Design: Herein, we present observations made on two patients who continued to develop progressive AL amyloidosis in the kidneys with worsening renal function despite the absence of monoclonal protein in the serum and urine after AHSCT for monoclonal gammopathy.
Results: For the first patient, kidney biopsies were performed before AHSCT and nine years after transplant. These two biopsies indicated progressive renal amyloid deposition. The renal biopsy of the second patient, performed three years after AHSCT, also showed severe amyloid deposits. Renal function was significantly deteriorating in both patients. For patient #1, serum creatinine was 1.40 mg/dl before stem cell transplantation and 3.05 mg/dl at the time of the second renal biopsy. For patient #2, serum creatinine was 2.00 mg/dl before the stem cell transplantation and 4.70 mg/dl at the time of the kidney biopsy. Numerous immunofixation and protein electrophoresis tests were negative for monoclonal protein both in serum and urine following transplantation, and both of these patients were considered to be in remission for their monoclonal gammopathy.
Conclusions: Progression of AL amyloidosis with no clinical signs of monoclonal gammopathy after successful AHSCT has not yet been described.

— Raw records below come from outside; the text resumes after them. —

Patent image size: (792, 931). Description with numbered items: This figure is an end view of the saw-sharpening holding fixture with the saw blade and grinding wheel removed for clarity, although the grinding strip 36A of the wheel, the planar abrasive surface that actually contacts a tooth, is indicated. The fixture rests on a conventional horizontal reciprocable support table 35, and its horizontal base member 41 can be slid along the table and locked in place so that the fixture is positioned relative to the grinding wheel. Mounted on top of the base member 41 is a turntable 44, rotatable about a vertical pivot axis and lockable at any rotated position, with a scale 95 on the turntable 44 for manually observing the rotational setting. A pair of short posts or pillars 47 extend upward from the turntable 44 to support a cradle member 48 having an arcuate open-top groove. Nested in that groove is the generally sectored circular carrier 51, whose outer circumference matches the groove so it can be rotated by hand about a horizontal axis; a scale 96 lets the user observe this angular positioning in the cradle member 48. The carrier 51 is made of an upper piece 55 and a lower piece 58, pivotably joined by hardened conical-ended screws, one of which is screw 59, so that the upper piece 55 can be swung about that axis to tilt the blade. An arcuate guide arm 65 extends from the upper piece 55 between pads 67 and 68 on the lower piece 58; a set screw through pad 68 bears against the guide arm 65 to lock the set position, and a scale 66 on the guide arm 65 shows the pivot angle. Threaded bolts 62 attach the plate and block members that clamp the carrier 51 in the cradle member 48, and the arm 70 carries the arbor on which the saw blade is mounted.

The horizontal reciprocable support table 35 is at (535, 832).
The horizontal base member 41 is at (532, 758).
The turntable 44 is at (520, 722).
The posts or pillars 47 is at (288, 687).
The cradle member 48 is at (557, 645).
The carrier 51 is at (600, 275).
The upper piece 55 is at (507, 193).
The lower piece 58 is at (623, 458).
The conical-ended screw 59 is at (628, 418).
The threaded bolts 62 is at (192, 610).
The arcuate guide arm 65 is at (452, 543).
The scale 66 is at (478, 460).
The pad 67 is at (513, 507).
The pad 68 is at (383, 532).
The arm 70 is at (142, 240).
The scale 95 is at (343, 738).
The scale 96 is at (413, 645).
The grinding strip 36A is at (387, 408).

Our findings indicate the possibility of a small population of neoplastic plasma cells persisting in patients following treatment. We hypothesize that the amount of monoclonal protein produced by these cells is miniscule and may not be detected by the current routine clinical tests. Close monitoring of the renal function and proteinuria as well as follow-up renal biopsies are warranted in patients who underwent AHSCT secondary to AL amyloidosis even in the absence of monoclonal protein by clinical tests. The clinicians involved in the care of patients with AL amyloidosis should be aware of this potential progression of AL amyloidosis in the kidney.